Kicking off with the most familiar type of database (relational) we start our journey with PostgreSQL.
Now having used MySQL (whee!) and Oracle (boo!) quite a lot in my day job(s), I consider myself to have a pretty good grounding in relational database magic. Although having said that, I’ve never actually used PostgreSQL, and have heard fanatical talk about how “amazing it is” when compared with similar DB’s, so I’m looking forward to enjoying some of that wonder for myself.
So to start, we’re left on our own to install the application (which is fine by me), and as the book mentions, we get more of the good stuff due to the space saved. Thanks to pacman (not the greedy yellow thing that’s s**t scared of ghosts) it’s all sorted in one command, done!
Day One
For first part we’re taken through some of the basics of relational DB’s, namely creating tables with relationships which we join across, adding indexes to improve performance etc – the usual stuff, that if you’ve been a developer for more than a week you should know by now!
It’s nice to have a some exercises to walk through but generally you’ve seen it all before, and it becomes a little tedious. Don’t get me wrong, I understand why it had to start like this (to give some context and a decent introduction to the 5% of readers not familiar with the material), but you just have to go through the motions and accept that the goodies will start soon. Sooner than I expected to be honest, I thought the whole PostgreSQL chapter was going to be (inevitably) a little slow, but I was definitely wrong there …
Day Two
Starting off with the usual aggregate functions (COUNT, SUM, MAX etc) you get that “been there, done that” feeling again, but before you know it you’re stumbling into new territory (for me at least).
Key areas that tweaked my interest were talk of distributed databases and the CAP theorem (Consistency vs Availability vs Partition Tolerant, of which you can only ever support two of the three), PL/PGSQL scripting (which initially gave me cold sweats when recalling Oracle’s own PL/SQL, but the knowledge of other scripting solutions, ala Python, Ruby, gave some welcome relief), and rules. I was impressed by rules in particular, reminiscent of metaprogramming or AOP for SQL, where you can essentially rewrite a user’s query to add a welcome twist – the example given in the text is insertion of a record into a view, although I can imagine countless other applications of this.
After day two I’m feeling like I’ve learned some interesting new things about PostgreSQL, which were well worth my time, …, but just wait until the craziness of day 3 …
Day Three
Here’s where things really get interesting! We start looking at many of the PostgreSQL contrib packages, allowing us to take the DB from the usual every-day querying tedium to the fringes of artificial intelligence!

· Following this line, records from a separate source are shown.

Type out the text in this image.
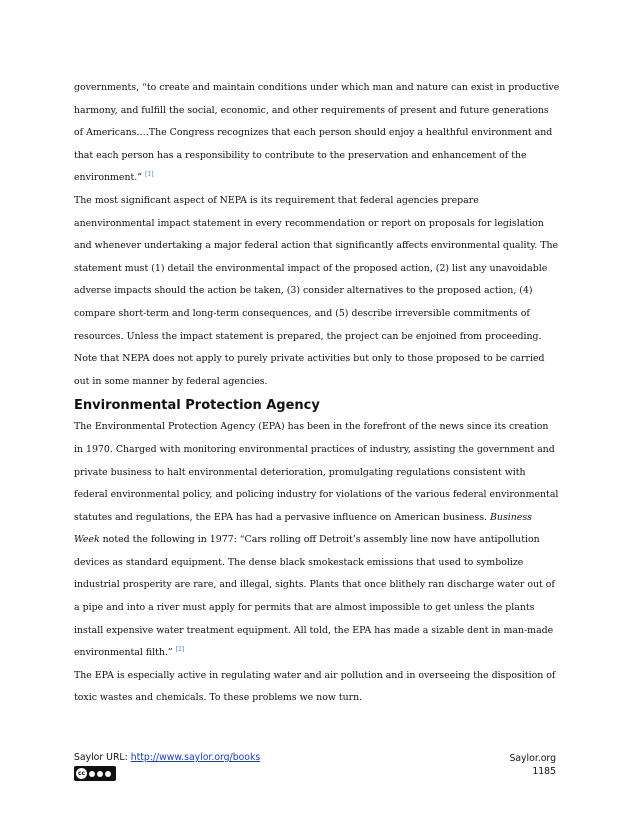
governments, “to create and maintain conditions under which man and nature can exist in productive harmony, and fulfill the social, economic, and other requirements of present and future generations of Americans.…The Congress recognizes that each person should enjoy a healthful environment and that each person has a responsibility to contribute to the preservation and enhancement of the environment.” [1]

The most significant aspect of NEPA is its requirement that federal agencies prepare anenvironmental impact statement in every recommendation or report on proposals for legislation and whenever undertaking a major federal action that significantly affects environmental quality. The statement must (1) detail the environmental impact of the proposed action, (2) list any unavoidable adverse impacts should the action be taken, (3) consider alternatives to the proposed action, (4) compare short-term and long-term consequences, and (5) describe irreversible commitments of resources. Unless the impact statement is prepared, the project can be enjoined from proceeding. Note that NEPA does not apply to purely private activities but only to those proposed to be carried out in some manner by federal agencies.

Environmental Protection Agency

The Environmental Protection Agency (EPA) has been in the forefront of the news since its creation in 1970. Charged with monitoring environmental practices of industry, assisting the government and private business to halt environmental deterioration, promulgating regulations consistent with federal environmental policy, and policing industry for violations of the various federal environmental statutes and regulations, the EPA has had a pervasive influence on American business. Business Week noted the following in 1977: “Cars rolling off Detroit’s assembly line now have antipollution devices as standard equipment. The dense black smokestack emissions that used to symbolize industrial prosperity are rare, and illegal, sights. Plants that once blithely ran discharge water out of a pipe and into a river must apply for permits that are almost impossible to get unless the plants install expensive water treatment equipment. All told, the EPA has made a sizable dent in man-made environmental filth.” [2]

The EPA is especially active in regulating water and air pollution and in overseeing the disposition of toxic wastes and chemicals. To these problems we now turn.

Saylor URL: http://www.saylor.org/books
cc
Saylor.org
1185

Rather than sticking to basic equality or wildcard matches used for querying an actor’s name in a movie database we extend our schema to use various natural language processing libraries. This gives our humble set-up the ability to match ‘Broos Wils’ correctly as the star of the Die Hard films (many thanks on behalf of members of the SMS generation everywhere), most impressively matching based on how words “sound” using metaphones.
We finish up querying for movie recommendations based on a multidimensional hypercube (had to put that in ‘cos it makes me sound well clever). It basically works by comparing similarity of the various genres into which a movie falls (action, romance, comedy etc) – but check out the book, they explain it much more clearly!
Finishing Up!
To be honest I didn’t expect much from this chapter, nothing more than a recap over old knowledge anyway, filling the relational database corner for completeness and comparison. And yes it did start out a little like that, but it quickly moves into much meatier territory that sucks you in and teaches you things you had never considered possible in a RDBMS … or maybe that’s just my ignorance. Regardless, I’m impressed so far, and I am definitely looking forward to reading about databases I don’t already “know”!
Disclaimer
‘Seven Databases in Seven Weeks’ is still in production, and this preview was based upon the beta 2 release. The material is likely to change.